Carlos Cardenas-Perez, Giulio Romualdi, Mohamed Elobaid, Stefano Dafarra, Giuseppe L'Erario, Silvio Traversaro, Pietro Morerio, Alessio Del Bue, Daniele Pucci

Published: 2024, Last Modified: 15 May 2025IEEE Robotics Autom. Lett. 2024EveryoneRevisionsBibTeXCC BY-SA 4.0

Abstract: This letter presents XBG (eXteroceptive Behaviour Generation), a multimodal end-to-end Imitation Learning (IL) system for whole-body autonomous humanoid robots used in real-world Human-Robot Interaction (HRI) scenarios. The main contribution is an architecture for learning HRI behaviours using a data-driven approach.
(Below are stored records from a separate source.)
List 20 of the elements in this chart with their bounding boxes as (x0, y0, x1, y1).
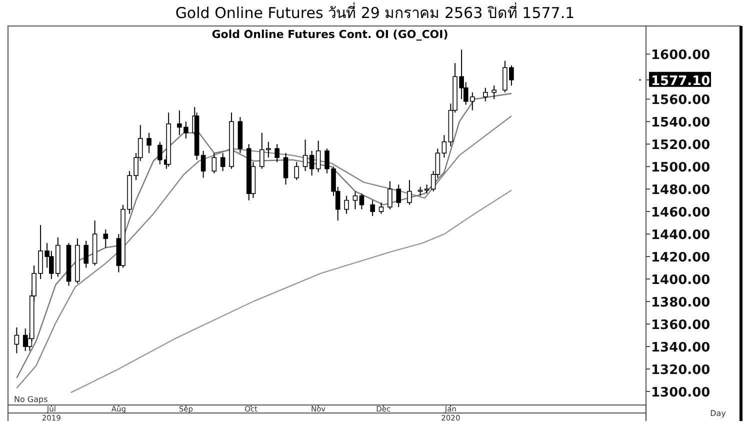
y-tick-label: 1500.00 (651, 160, 710, 176)
text: Day (710, 409, 726, 418)
chart-title: Gold Online Futures วันที่ 29 มกราคม 2563 ปิดที่ 1577.1 (175, 2, 575, 22)
y-tick-label: 1600.00 (651, 48, 710, 64)
y-tick-label: 1300.00 (651, 386, 710, 401)
y-tick-label: 1540.00 (651, 116, 710, 131)
y-tick-label: 1400.00 (651, 273, 710, 288)
annotation: No Gaps (14, 395, 48, 404)
y-tick-label: 1320.00 (651, 363, 710, 378)
y-tick-label: 1480.00 (651, 183, 710, 198)
y-tick-label: 1440.00 (651, 228, 710, 244)
y-tick-label: 1380.00 (651, 296, 710, 311)
chart-subtitle: Gold Online Futures Cont. OI (GO_COI) (212, 28, 448, 41)
y-tick-label: 1520.00 (651, 138, 710, 154)
y-tick-label: 1560.00 (651, 93, 710, 108)
y-tick-label: 1460.00 (651, 206, 710, 221)
y-tick-label: 1340.00 (651, 340, 710, 356)
y-tick-label: 1577.10 (651, 74, 710, 89)
y-tick-label: 1360.00 (651, 318, 710, 334)
y-tick-label: 1420.00 (651, 250, 710, 266)
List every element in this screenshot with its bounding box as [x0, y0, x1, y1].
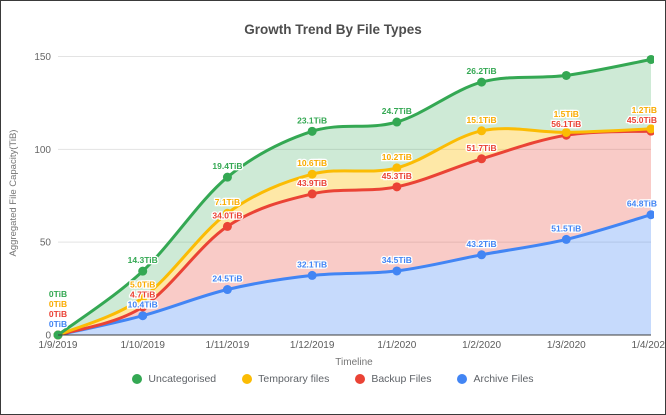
point-label: 10.6TiB	[297, 158, 327, 168]
point-temporary-files-1[interactable]	[138, 293, 148, 303]
point-backup-files-1[interactable]	[138, 302, 148, 312]
point-uncategorised-2[interactable]	[222, 172, 232, 182]
point-backup-files-3[interactable]	[307, 189, 317, 199]
y-axis-ticks: 0 50 100 150	[34, 52, 51, 342]
x-tick-5: 1/2/2020	[462, 340, 501, 351]
line-uncategorised	[57, 58, 652, 337]
legend-item-temporary-files[interactable]: Temporary files	[242, 373, 329, 385]
point-label: 51.5TiB	[551, 223, 581, 233]
legend-dot-temporary-files	[242, 374, 253, 384]
legend-label: Archive Files	[473, 373, 534, 385]
x-tick-1: 1/10/2019	[120, 340, 165, 351]
point-temporary-files-3[interactable]	[307, 169, 317, 179]
point-label: 64.8TiB	[627, 199, 657, 209]
point-uncategorised-4[interactable]	[392, 117, 402, 127]
legend-dot-uncategorised	[132, 374, 143, 384]
point-archive-files-1[interactable]	[138, 311, 148, 321]
point-label: 1.2TiB	[632, 105, 657, 115]
point-label: 45.0TiB	[627, 115, 657, 125]
point-backup-files-4[interactable]	[392, 182, 402, 192]
line-archive-files	[57, 213, 652, 337]
point-label: 43.9TiB	[297, 178, 327, 188]
legend-label: Backup Files	[371, 373, 432, 385]
point-temporary-files-5[interactable]	[477, 126, 487, 136]
point-label: 51.7TiB	[467, 143, 497, 153]
point-label: 32.1TiB	[297, 259, 327, 269]
point-label: 24.5TiB	[212, 274, 242, 284]
x-tick-2: 1/11/2019	[206, 340, 250, 351]
point-label: 43.2TiB	[467, 239, 497, 249]
point-archive-files-3[interactable]	[307, 270, 317, 280]
point-label: 10.4TiB	[128, 300, 158, 310]
x-tick-7: 1/4/2020	[632, 340, 665, 351]
point-archive-files-2[interactable]	[222, 285, 232, 295]
point-label: 15.1TiB	[467, 115, 497, 125]
line-temporary-files	[57, 127, 652, 337]
y-tick-150: 150	[34, 52, 51, 63]
point-temporary-files-6[interactable]	[561, 127, 571, 137]
point-label: 5.0TiB	[130, 280, 155, 290]
y-tick-0: 0	[45, 331, 51, 342]
point-temporary-files-2[interactable]	[222, 208, 232, 218]
x-tick-0: 1/9/2019	[39, 340, 78, 351]
x-axis-ticks: 1/9/2019 1/10/2019 1/11/2019 1/12/2019 1/1/2…	[39, 340, 665, 351]
point-temporary-files-4[interactable]	[392, 163, 402, 173]
point-label: 1.5TiB	[554, 109, 579, 119]
legend: Uncategorised Temporary files Backup Files…	[1, 373, 665, 385]
point-label: 34.0TiB	[212, 210, 242, 220]
point-uncategorised-6[interactable]	[561, 70, 571, 80]
line-backup-files	[57, 129, 652, 337]
chart-title: Growth Trend By File Types	[244, 22, 422, 37]
area-band-archive-files	[58, 214, 651, 335]
point-label: 34.5TiB	[382, 255, 412, 265]
point-archive-files-7[interactable]	[646, 210, 656, 220]
point-backup-files-5[interactable]	[477, 154, 487, 164]
area-band-backup-files	[58, 131, 651, 335]
legend-item-uncategorised[interactable]: Uncategorised	[132, 373, 216, 385]
y-axis-title: Aggregated File Capacity(TiB)	[8, 130, 19, 257]
point-uncategorised-5[interactable]	[477, 77, 487, 87]
point-archive-files-4[interactable]	[392, 266, 402, 276]
point-label: 4.7TiB	[130, 290, 155, 300]
point-label: 45.3TiB	[382, 171, 412, 181]
legend-dot-backup-files	[355, 374, 366, 384]
legend-dot-archive-files	[457, 374, 468, 384]
point-label: 14.3TiB	[128, 255, 158, 265]
legend-label: Temporary files	[258, 373, 330, 385]
x-tick-4: 1/1/2020	[377, 340, 416, 351]
point-label: 0TiB	[49, 289, 67, 299]
point-backup-files-2[interactable]	[222, 221, 232, 231]
point-label: 0TiB	[49, 319, 67, 329]
legend-item-archive-files[interactable]: Archive Files	[457, 373, 534, 385]
point-label: 56.1TiB	[551, 119, 581, 129]
point-label: 0TiB	[49, 309, 67, 319]
legend-label: Uncategorised	[148, 373, 217, 385]
y-tick-50: 50	[40, 238, 52, 249]
point-label: 19.4TiB	[212, 161, 242, 171]
point-archive-files-6[interactable]	[561, 234, 571, 244]
point-uncategorised-3[interactable]	[307, 126, 317, 136]
point-label: 7.1TiB	[215, 197, 240, 207]
point-label: 24.7TiB	[382, 106, 412, 116]
point-label: 10.2TiB	[382, 152, 412, 162]
point-archive-files-5[interactable]	[477, 250, 487, 260]
area-band-temporary-files	[58, 128, 651, 335]
x-tick-3: 1/12/2019	[290, 340, 335, 351]
point-label: 0TiB	[49, 299, 67, 309]
point-label: 26.2TiB	[467, 66, 497, 76]
x-axis-title: Timeline	[335, 357, 373, 368]
legend-item-backup-files[interactable]: Backup Files	[355, 373, 431, 385]
point-temporary-files-7[interactable]	[646, 124, 656, 134]
x-tick-6: 1/3/2020	[547, 340, 586, 351]
point-uncategorised-1[interactable]	[138, 266, 148, 276]
y-tick-100: 100	[34, 145, 51, 156]
point-label: 23.1TiB	[297, 115, 327, 125]
point-uncategorised-7[interactable]	[646, 54, 656, 64]
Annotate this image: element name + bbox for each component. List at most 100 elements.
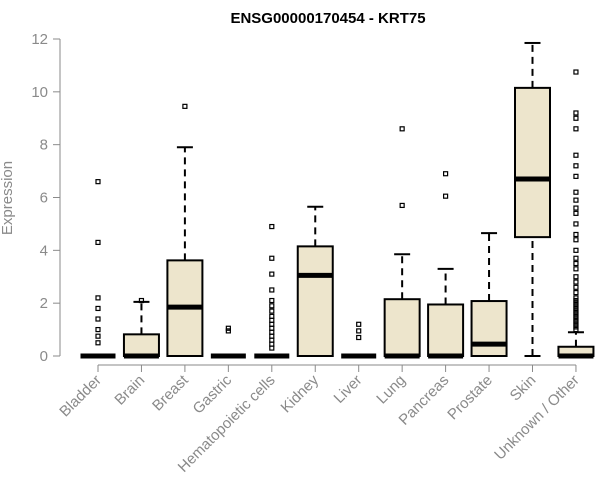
outlier-point (573, 69, 579, 75)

A diverse dataset is collected via teleoperation, covering multiple HRI scenarios, such as handshaking, handwaving, payload reception, walking, and walking with a payload. After synchronizing, filtering, and transforming the data, we show how to train the presented Deep Neural Networks (DNN), integrating exteroceptive and proprioceptive information to help the robot understand both its environment and its actions. The robot takes in sequences of images (RGB and depth) and joints state information to react accordingly. By fusing multimodal signals over time, the model enables autonomous capabilities in a robotic platform. The models are evaluated based on the success rates in the mentioned HRI scenarios and they are deployed on the ergoCub humanoid robot. XBG achieves success rates between 60% and 100% even when tested in unseen environments.